Give the bonfire a chance

It was this time last year that I was on the ramparts of a hastily-constructed defensive position, flinging eggs at older guys who were running at me with bags of feces.

While I thought this was kind of fun and probably represented the Chinese human wave attacks of the Korean war on a slightly less dangerous scale, I could see how many people would find this only mediocre, as feces does not clean that easily.

Regardless, running the risk of agreeing with a certain off-campus publication of dubious integrity, the bonfire and the tremendous circle of sweaty freshman who come with it will always have a place at Dartmouth.

There is much to be said about tradition and how it keeps a school together. It is not an accident that the best schools in the land are ones steeped in tradition.

Harvard, Dartmouth, Princeton, West Point: the traditions at schools like these are well established. Brown, which has discarded tradition and tried very hard to be progressive, has taken its ignominious station as the doormat of the Ivies. But why is tradition so important?

It provides a common strand of experience that different individuals from different times can share. In the end, what makes a school a powerful institution is the degree to which its alumni will stand by it across time.

That is a function of how much they valued their individual experience there, and how much the present school is still like that.

I am looking forward to the day when I, a Dartmouth student who was born the year I graduated, and an alum who graduated the year I was born can all meet on a street somewhere in Manhattan, and talk for a while.

I will understand exactly what the young one is talking about when he describes running around a really big flame, sweating like he was in a sauna, while some even sweatier dean yelled at him for trying to touch the burning wood.

The oldest one will remember what it is like to be young. Right now this seems like a load of sentimental nonsense, but that's because we're here and not getting old and overweight yet.

Ultimately, every institution tries to integrate traditions. It's just that the new ones have no traditions and the tumultuous ones whose faces are always changing don't know what traditions would be suitable.

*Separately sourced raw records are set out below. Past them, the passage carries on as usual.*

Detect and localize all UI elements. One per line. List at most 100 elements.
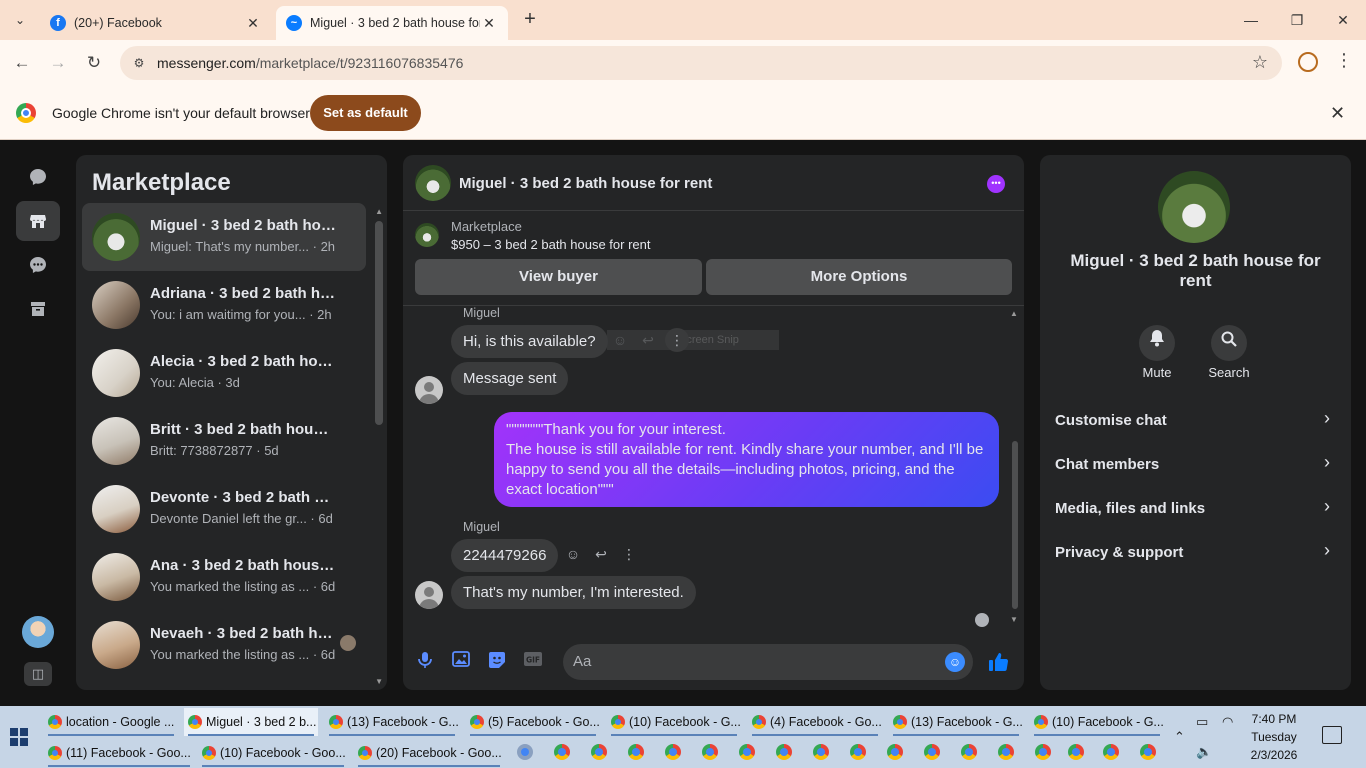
restore-button[interactable]: ❐ — [1274, 0, 1320, 40]
more-options-button[interactable]: More Options — [706, 259, 1012, 295]
marketplace-icon[interactable] — [16, 201, 60, 241]
conversation-item-britt[interactable]: Britt · 3 bed 2 bath house for rent Brit… — [82, 407, 366, 475]
snipping-tool-icon[interactable] — [517, 744, 533, 760]
search-icon[interactable] — [1211, 325, 1247, 361]
reload-button[interactable]: ↻ — [81, 50, 107, 76]
chats-icon[interactable] — [16, 157, 60, 197]
message-bubble[interactable]: That's my number, I'm interested. — [451, 576, 696, 609]
wifi-icon[interactable]: ◠ — [1222, 714, 1233, 730]
scroll-up-arrow-icon[interactable]: ▲ — [1010, 309, 1018, 318]
scroll-up-arrow-icon[interactable]: ▲ — [375, 207, 383, 216]
infobar-close-icon[interactable]: ✕ — [1330, 103, 1345, 124]
chrome-icon[interactable] — [628, 744, 644, 760]
chrome-icon[interactable] — [1068, 744, 1084, 760]
close-tab-icon[interactable]: ✕ — [480, 15, 498, 32]
listing-summary[interactable]: Marketplace $950 – 3 bed 2 bath house fo… — [415, 219, 1015, 255]
chrome-icon[interactable] — [1140, 744, 1156, 760]
chrome-icon[interactable] — [998, 744, 1014, 760]
microphone-icon[interactable] — [413, 651, 437, 675]
back-button[interactable]: ← — [9, 50, 35, 76]
sticker-icon[interactable] — [485, 651, 509, 675]
privacy-support-row[interactable]: Privacy & support › — [1055, 535, 1336, 571]
taskbar-window[interactable]: (10) Facebook - Goo... — [198, 739, 348, 767]
conversation-item-nevaeh[interactable]: Nevaeh · 3 bed 2 bath house for rent You… — [82, 611, 366, 679]
close-window-button[interactable]: ✕ — [1320, 0, 1366, 40]
taskbar-window[interactable]: (5) Facebook - Go... — [466, 708, 600, 736]
chrome-icon[interactable] — [702, 744, 718, 760]
new-tab-button[interactable]: + — [518, 8, 542, 32]
message-bubble[interactable]: Message sent — [451, 362, 569, 395]
site-info-icon[interactable]: ⚙ — [130, 54, 148, 72]
chat-title[interactable]: Miguel · 3 bed 2 bath house for rent — [459, 175, 712, 192]
bookmark-star-icon[interactable]: ☆ — [1252, 52, 1268, 73]
taskbar-window-active[interactable]: Miguel · 3 bed 2 b... — [184, 708, 318, 736]
show-hidden-icons-chevron-icon[interactable]: ⌃ — [1174, 729, 1185, 745]
customise-chat-row[interactable]: Customise chat › — [1055, 403, 1336, 439]
outgoing-message-bubble[interactable]: """""""Thank you for your interest. The … — [494, 412, 999, 507]
address-bar[interactable]: ⚙ messenger.com/marketplace/t/9231160768… — [120, 46, 1282, 80]
chrome-icon[interactable] — [961, 744, 977, 760]
set-default-button[interactable]: Set as default — [310, 95, 421, 131]
emoji-icon[interactable]: ☺ — [945, 652, 965, 672]
scroll-down-arrow-icon[interactable]: ▼ — [375, 677, 383, 686]
conversation-item-adriana[interactable]: Adriana · 3 bed 2 bath house for rent Yo… — [82, 271, 366, 339]
taskbar-window[interactable]: (20) Facebook - Goo... — [354, 739, 504, 767]
message-input[interactable]: Aa ☺ — [563, 644, 973, 680]
volume-icon[interactable]: 🔈 — [1196, 744, 1212, 760]
gif-icon[interactable]: GIF — [521, 651, 545, 675]
chrome-icon[interactable] — [554, 744, 570, 760]
chat-avatar[interactable] — [415, 165, 451, 201]
message-more-icon[interactable]: ⋮ — [665, 328, 689, 352]
close-tab-icon[interactable]: ✕ — [244, 15, 262, 32]
conversation-item-ana[interactable]: Ana · 3 bed 2 bath house for rent You ma… — [82, 543, 366, 611]
conversation-item-alecia[interactable]: Alecia · 3 bed 2 bath house for rent You… — [82, 339, 366, 407]
taskbar-clock[interactable]: 7:40 PM Tuesday 2/3/2026 — [1240, 710, 1308, 764]
chrome-icon[interactable] — [1035, 744, 1051, 760]
taskbar-window[interactable]: (10) Facebook - G... — [607, 708, 741, 736]
chrome-icon[interactable] — [776, 744, 792, 760]
react-icon[interactable]: ☺ — [561, 542, 585, 566]
message-bubble[interactable]: 2244479266 — [451, 539, 559, 572]
chrome-icon[interactable] — [739, 744, 755, 760]
user-avatar[interactable] — [22, 616, 54, 648]
media-files-links-row[interactable]: Media, files and links › — [1055, 491, 1336, 527]
action-center-icon[interactable] — [1322, 726, 1342, 744]
taskbar-window[interactable]: location - Google ... — [44, 708, 178, 736]
chrome-icon[interactable] — [591, 744, 607, 760]
taskbar-window[interactable]: (10) Facebook - G... — [1030, 708, 1164, 736]
view-buyer-button[interactable]: View buyer — [415, 259, 702, 295]
tab-search-dropdown[interactable]: ⌄ — [8, 8, 32, 32]
conversation-item-devonte[interactable]: Devonte · 3 bed 2 bath house for rent De… — [82, 475, 366, 543]
toggle-sidebar-icon[interactable]: ◫ — [24, 662, 52, 686]
message-bubble[interactable]: Hi, is this available? — [451, 325, 608, 358]
minimize-button[interactable]: — — [1228, 0, 1274, 40]
battery-icon[interactable]: ▭ — [1196, 714, 1208, 730]
thumbs-up-icon[interactable] — [986, 651, 1010, 675]
more-options-icon[interactable]: ••• — [987, 175, 1005, 193]
mute-bell-icon[interactable] — [1139, 325, 1175, 361]
taskbar-window[interactable]: (13) Facebook - G... — [889, 708, 1023, 736]
message-requests-icon[interactable] — [16, 245, 60, 285]
forward-button[interactable]: → — [45, 50, 71, 76]
list-scrollbar-thumb[interactable] — [375, 221, 383, 425]
message-more-icon[interactable]: ⋮ — [617, 542, 641, 566]
chrome-icon[interactable] — [665, 744, 681, 760]
chrome-icon[interactable] — [850, 744, 866, 760]
tab-messenger[interactable]: ~ Miguel · 3 bed 2 bath house for rent ✕ — [276, 6, 508, 40]
tab-facebook[interactable]: f (20+) Facebook ✕ — [40, 6, 272, 40]
chat-scrollbar-thumb[interactable] — [1012, 441, 1018, 609]
taskbar-window[interactable]: (4) Facebook - Go... — [748, 708, 882, 736]
chat-members-row[interactable]: Chat members › — [1055, 447, 1336, 483]
chrome-icon[interactable] — [1103, 744, 1119, 760]
archive-icon[interactable] — [16, 289, 60, 329]
windows-start-icon[interactable] — [10, 728, 28, 746]
photo-icon[interactable] — [449, 651, 473, 675]
profile-icon[interactable] — [1298, 52, 1318, 72]
scroll-down-arrow-icon[interactable]: ▼ — [1010, 615, 1018, 624]
taskbar-window[interactable]: (13) Facebook - G... — [325, 708, 459, 736]
taskbar-window[interactable]: (11) Facebook - Goo... — [44, 739, 194, 767]
reply-icon[interactable]: ↩ — [589, 542, 613, 566]
conversation-item-miguel[interactable]: Miguel · 3 bed 2 bath house for rent Mig… — [82, 203, 366, 271]
chrome-icon[interactable] — [813, 744, 829, 760]
chrome-icon[interactable] — [887, 744, 903, 760]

As for the bonfire, if you don't like it, don't go. If you're a '97, go and decide for yourself, and leave early if you don't like it. But bear in mind that people have been doing it for decades.

It also is harmless. We shouldn't feel too guilty burning a lot of wood once a year regardless of how it could heat two houses for the whole winter. Then we might as well feel guilty about going to Dartmouth.

Every school must have a face. Faces that gain worth, posterity and prosperity are ones that do not change fundamentally. Two New York University students who have never met are not necessarily glad to see each other -- they could have spent four years at their school and never have had a common experience.

But when you run into a Dartmouth alum anywhere in the world, there is usually a little excitement.

Chances are good that you have shared some common experiences that draw you together: the cold, Winter Carnival, Green Key, D.O.C. Trips, and your sweaty run around the Bonfire the night after we have routed some college in football.

Everyone has their own Dartmouth, but this one is ours if we want it to be.